On s’en souvient, cette mise en scène signée Calixto Bieito fit grand bruit lors des premières parisiennes de 2017 : dans la sensuelle danse de l’acte II, « l’enfant terrible de l’opéra » frappait un grand coup en osant délester de ses sous-vêtements la divine Carmencita ! On ne saurait néanmoins confondre la mise en scène de la vulgarité et la vulgarité d’une mise en scène, et il ne fait aucun doute que cette production relève de la première : la caricaturale ambiance de caserne est des plus lubriques au premier acte, la « fan zone » tauromachique du dernier affiche un rassemblement de groupies décérébrées, alors qu'entre les deux, les personnages semblent abuser de la manzanilla de l'ami Lillas Pastia. Si ces tableaux licencieux n'ont pas le lustre du grand répertoire, leur caractère comique concourt à exacerber les facéties de l'œuvre de Bizet.

On ne reprochera pas non plus à la mise en scène son matériau composite – humour grotesque des dragons de Moralès, lecture sociale du troisième acte suivie d’une onirique pantomime de corrida, exposition crue de la mort dans le finale – qui s’illustre dans les costumes bigarrés de Mercè Paloma.
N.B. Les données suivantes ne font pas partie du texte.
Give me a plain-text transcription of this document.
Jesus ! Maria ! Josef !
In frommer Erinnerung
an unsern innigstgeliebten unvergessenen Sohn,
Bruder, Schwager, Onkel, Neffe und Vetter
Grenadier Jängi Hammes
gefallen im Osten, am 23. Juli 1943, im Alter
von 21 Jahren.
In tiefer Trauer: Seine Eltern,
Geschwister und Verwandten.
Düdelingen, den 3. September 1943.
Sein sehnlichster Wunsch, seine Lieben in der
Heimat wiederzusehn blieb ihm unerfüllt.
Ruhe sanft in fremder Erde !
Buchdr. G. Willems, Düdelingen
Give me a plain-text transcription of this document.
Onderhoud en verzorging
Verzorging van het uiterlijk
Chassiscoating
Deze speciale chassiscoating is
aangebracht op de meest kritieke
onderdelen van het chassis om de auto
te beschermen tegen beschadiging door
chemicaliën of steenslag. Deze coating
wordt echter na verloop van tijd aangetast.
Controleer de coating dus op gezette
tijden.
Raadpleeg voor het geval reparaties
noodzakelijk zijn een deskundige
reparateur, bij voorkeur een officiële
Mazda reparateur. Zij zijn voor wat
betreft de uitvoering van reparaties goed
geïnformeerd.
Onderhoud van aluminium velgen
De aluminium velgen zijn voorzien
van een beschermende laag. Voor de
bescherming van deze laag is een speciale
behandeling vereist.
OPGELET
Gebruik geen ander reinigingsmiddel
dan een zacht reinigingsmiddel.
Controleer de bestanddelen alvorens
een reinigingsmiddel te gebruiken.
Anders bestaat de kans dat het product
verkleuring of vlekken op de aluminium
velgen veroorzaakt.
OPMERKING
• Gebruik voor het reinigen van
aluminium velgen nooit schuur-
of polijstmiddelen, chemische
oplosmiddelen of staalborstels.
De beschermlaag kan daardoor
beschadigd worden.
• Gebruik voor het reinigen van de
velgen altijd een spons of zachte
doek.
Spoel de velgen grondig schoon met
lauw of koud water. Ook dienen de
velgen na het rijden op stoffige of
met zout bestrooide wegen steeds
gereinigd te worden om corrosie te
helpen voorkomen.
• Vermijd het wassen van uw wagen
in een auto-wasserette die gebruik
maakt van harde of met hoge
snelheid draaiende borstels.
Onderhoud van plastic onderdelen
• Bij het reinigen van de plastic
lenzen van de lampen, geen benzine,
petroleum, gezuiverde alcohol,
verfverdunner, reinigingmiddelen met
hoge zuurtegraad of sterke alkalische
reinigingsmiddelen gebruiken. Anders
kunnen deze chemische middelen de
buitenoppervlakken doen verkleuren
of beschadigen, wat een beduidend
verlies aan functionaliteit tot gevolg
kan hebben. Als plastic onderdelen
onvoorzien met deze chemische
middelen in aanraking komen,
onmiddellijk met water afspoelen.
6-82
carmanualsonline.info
Enfin, la saturation visuelle due au grand nombre de protagonistes est équilibrée par le minimalisme des décors d’Alfons Flores : un drapeau espagnol trônant au centre de la scène dans le premier acte est remplacé dans le second par un imposant taureau découpé dans un panneau noir, alors qu’un grand cercle blanc (symbole de l’arène) suffit au finale tragique et fatal.

Carmen à l'Opéra national de Paris
© Guergana Damianova / Opéra national de Paris

Mise à mal par l’emploi récurrent des chœurs dont on reprochera le manque d’ensemble, la lisibilité dramatique se trouve facilitée par une distribution charismatique. En prima donna, Gaëlle Arquez fait preuve d’une grande aisance vocale et d’une présence scénique magnétique ! Abordant le personnage dans sa dimension humaine et donc dans toute sa complexité, la chanteuse adopte des tempos libres – toujours habilement suivis dans la fosse – au fil d’une interprétation menée avec l’assurance des plus grandes. Les phrasés sont incarnés, la diction est élégante, et le timbre pulsionnel répond aux exigences dramatiques : rond et chaud dans la séguedille qui clôt le premier acte, il se fait ensuite rougeoyant et torride dans le duo de l’acte II avant de se noircir à l’annonce de sa mort prochaine.

Michael Spyres (Don José) et Gaëlle Arquez (Carmen)
© Guergana Damianova / Opéra national de Paris

Malheureusement, le duo est quelque peu déséquilibré par un Michael Spyres timide : malgré une voix cuivrée et puissante – trop impériale, elle figure mal le couard soupirant qu’est Don José dans la première partie – le ténor craint quelques aigus et fatigue dans l’exigeant quatrième acte. En revanche, Golda Schulz campe une Micaëla très pertinente pour ses débuts à l’Opéra de Paris, rendue plus ingénue que puritaine grâce à son soprano velouté. Complétant le quatuor, le baryton Lucas Meachem interprète le toréro Escamillo avec une juste autorité virile, mais sans grand caractère. À l'inverse, soulignons la performance d’Andrea Cueva Molnar qui incarne une Frasquita écervelée, dont le soprano énergique, agile et précis relève le trio des cartes avec brio.

Malgré ces quelques ingrédients, la recette de la potion magique reste bien gardée par cette production qui reste d’une mordante actualité et semble avoir découvert sa fontaine de jouvence dans cette nouvelle incarnation musicale, scénique et vocale.